International law presumes solidarity between states in the fight against all crime, including terrorism. This presumption is mentioned as early as the seventeenth century in Hugo Grotius’ The Law of War and Peace.

Although Israel has a clear jurisdiction to punish any crimes committed on its own territory, it also has the right to act under broader principles of “universal jurisdiction.” Its case for such universal jurisdiction, which derives from an expectation of inter-state solidarity, is found in the four Geneva Conventions of August 12, 1949. These conventions impose upon the High Contracting Parties the obligation to punish “grave breaches.”

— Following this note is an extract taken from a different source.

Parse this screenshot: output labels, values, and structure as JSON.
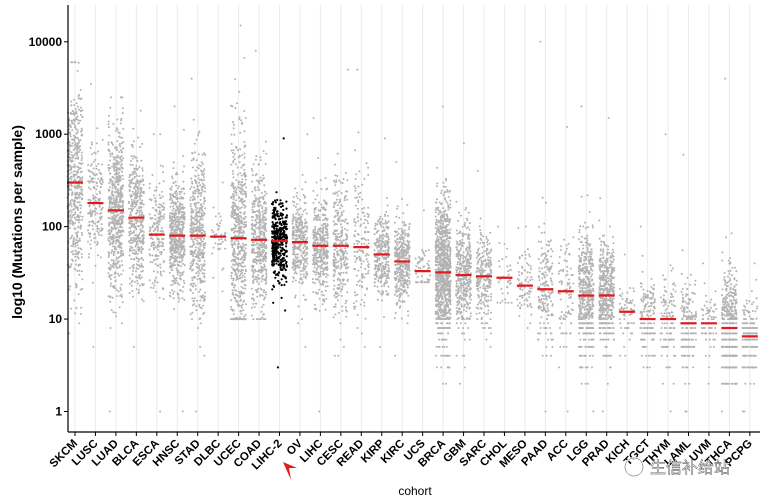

No modern government has the legal right to free terrorists in exchange for its own kidnapped citizens, military or civilian. Terrorism is a criminally sanctionable violation of international law that is not subject to manipulation by individual countries. In the United States, it is clear from the Constitution that the president’s power to pardon does not encompass violations of international law. Rather, this power is always limited precisely to “offenses against the United States.”

In originally capturing and punishing Palestinian terrorists, Israel acted on behalf of all states. Moreover, because some of the terrorists had committed their crimes against other states, Israel cannot properly pardon these offenses against other sovereigns.

Although Mr. Netanyahu’s impending prisoner exchange would not, strictly speaking, represent a “pardon,” it would have exactly the same effect.

No state possesses the authority to pardon violations of international law. No matter what might be permissible under its own Basic Law, any impending political freeing of terrorists by Israel would be impermissible. The fundamental principle is also established in law that, by virtue of such releases, the releasing state itself must assume responsibility for past criminal acts, and for future ones.

Under international law, Netanyahu’s impending exchange, effectively analogous to a mass pardoning of criminals, would implicate the Jewish state for a “denial of justice.” This could have practical consequences. Although it is arguable that punishment, which is central to justice, does not always deter future crimes, such an Israeli freeing of terrorists would undermine the Jewish state’s legal obligation to incapacitate violent criminals from committing new acts of mass murder.

A tragic aspect of modern international law is the need to make hard and painful choices in order to safeguard larger populations from future harm. Mr. Netanyahu should now act accordingly.

The writer is professor of international law at Purdue University and is author of many books and articles dealing with international criminal law.